You won’t find me talking about Visual Studio 2010 very often. The days of me developing ended 9 months into my career with Visual C++ 4.0 or something like that. But this is worth braking the habit.
Visual Studio Lab Management is a killer feature. But not for VS 2010; for Hyper-V! Let’s face it: we IT pro’s wouldn’t mind not seeing or dealing with our colleagues who sit in basements and code into the wee hours of the night. They annoy us with their frequent requests for new development and test machines. It never seems to end! They feel the same way about us. We hold them back by taking too long to give them the machines they want and they never seem to get quite what they need. They’d like to take control and build their own stuff. But there’s no way in hell we’ll let them near a computer room.

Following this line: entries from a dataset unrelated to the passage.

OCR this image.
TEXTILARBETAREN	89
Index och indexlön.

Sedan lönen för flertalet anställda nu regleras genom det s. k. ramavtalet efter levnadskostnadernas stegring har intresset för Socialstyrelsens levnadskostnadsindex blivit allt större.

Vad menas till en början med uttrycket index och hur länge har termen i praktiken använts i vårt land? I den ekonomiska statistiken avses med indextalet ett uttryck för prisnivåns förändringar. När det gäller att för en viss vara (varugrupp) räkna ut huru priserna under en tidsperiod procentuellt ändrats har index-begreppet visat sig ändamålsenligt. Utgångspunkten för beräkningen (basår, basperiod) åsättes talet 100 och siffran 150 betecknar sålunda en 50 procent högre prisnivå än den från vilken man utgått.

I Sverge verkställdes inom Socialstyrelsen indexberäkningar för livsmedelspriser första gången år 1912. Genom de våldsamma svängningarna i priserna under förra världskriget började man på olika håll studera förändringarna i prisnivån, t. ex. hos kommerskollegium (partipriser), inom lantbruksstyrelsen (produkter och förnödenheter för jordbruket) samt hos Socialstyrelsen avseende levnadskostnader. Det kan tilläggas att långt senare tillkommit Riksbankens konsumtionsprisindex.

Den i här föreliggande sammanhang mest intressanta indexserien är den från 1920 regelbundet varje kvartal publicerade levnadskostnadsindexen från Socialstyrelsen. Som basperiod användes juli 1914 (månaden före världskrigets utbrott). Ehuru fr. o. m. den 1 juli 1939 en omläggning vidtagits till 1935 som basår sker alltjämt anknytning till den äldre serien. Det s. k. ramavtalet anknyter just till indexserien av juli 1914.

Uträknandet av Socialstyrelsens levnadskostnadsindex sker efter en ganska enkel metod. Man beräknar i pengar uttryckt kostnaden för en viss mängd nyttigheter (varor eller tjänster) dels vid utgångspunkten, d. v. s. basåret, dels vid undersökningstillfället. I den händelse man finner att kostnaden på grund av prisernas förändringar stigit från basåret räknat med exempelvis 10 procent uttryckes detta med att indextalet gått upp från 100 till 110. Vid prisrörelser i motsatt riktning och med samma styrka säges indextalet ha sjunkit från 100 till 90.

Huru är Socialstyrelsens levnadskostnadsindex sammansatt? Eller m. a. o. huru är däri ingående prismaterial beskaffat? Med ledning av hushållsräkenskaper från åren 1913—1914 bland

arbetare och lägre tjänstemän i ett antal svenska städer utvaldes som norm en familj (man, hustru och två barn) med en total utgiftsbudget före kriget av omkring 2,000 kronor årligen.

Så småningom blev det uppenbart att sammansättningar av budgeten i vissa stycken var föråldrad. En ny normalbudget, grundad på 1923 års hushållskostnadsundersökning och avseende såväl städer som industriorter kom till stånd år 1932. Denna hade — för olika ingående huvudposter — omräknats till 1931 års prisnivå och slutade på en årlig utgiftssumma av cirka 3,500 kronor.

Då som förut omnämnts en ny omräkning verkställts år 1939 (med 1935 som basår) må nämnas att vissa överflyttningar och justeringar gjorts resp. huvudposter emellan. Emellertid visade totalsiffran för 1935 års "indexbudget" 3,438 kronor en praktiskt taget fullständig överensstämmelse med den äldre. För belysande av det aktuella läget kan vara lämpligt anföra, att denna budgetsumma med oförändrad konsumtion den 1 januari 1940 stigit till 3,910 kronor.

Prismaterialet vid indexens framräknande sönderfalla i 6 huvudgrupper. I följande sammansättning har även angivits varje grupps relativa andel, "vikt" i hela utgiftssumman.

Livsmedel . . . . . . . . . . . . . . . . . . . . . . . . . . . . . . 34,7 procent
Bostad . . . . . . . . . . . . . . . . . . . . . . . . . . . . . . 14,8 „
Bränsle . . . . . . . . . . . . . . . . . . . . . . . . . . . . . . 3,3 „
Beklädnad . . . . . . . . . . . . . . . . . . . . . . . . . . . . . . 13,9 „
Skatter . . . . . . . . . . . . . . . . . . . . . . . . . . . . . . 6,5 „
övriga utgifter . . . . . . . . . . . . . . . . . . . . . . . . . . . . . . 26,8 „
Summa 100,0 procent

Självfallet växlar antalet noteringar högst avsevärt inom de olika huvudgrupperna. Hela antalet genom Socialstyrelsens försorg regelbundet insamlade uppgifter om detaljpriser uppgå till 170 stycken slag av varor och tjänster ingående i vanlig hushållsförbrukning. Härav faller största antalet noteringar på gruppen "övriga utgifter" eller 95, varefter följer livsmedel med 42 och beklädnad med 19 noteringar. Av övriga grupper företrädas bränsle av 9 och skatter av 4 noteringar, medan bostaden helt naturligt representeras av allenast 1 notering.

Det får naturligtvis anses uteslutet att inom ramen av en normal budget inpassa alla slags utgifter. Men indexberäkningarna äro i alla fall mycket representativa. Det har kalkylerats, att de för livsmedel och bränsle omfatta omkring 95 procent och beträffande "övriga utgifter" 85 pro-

The answer: virtualisation and self-service provisioning. The VMM 2008 R2 self service portal is a good start. The private cloud solution, SCVMM SSP 2.0 *take a coffee break to rest my fingers … and I’m back* are a good start. But you know what? Dev’s like to work in a familiar environment such as VS 2010. Plus they tend to want sets of machines at once, rather than one at a time.
VSLM gives them what they want: self service provisioning of a lab environment from within Visual Studio. Microsoft recently released an update to bring this feature to RTM.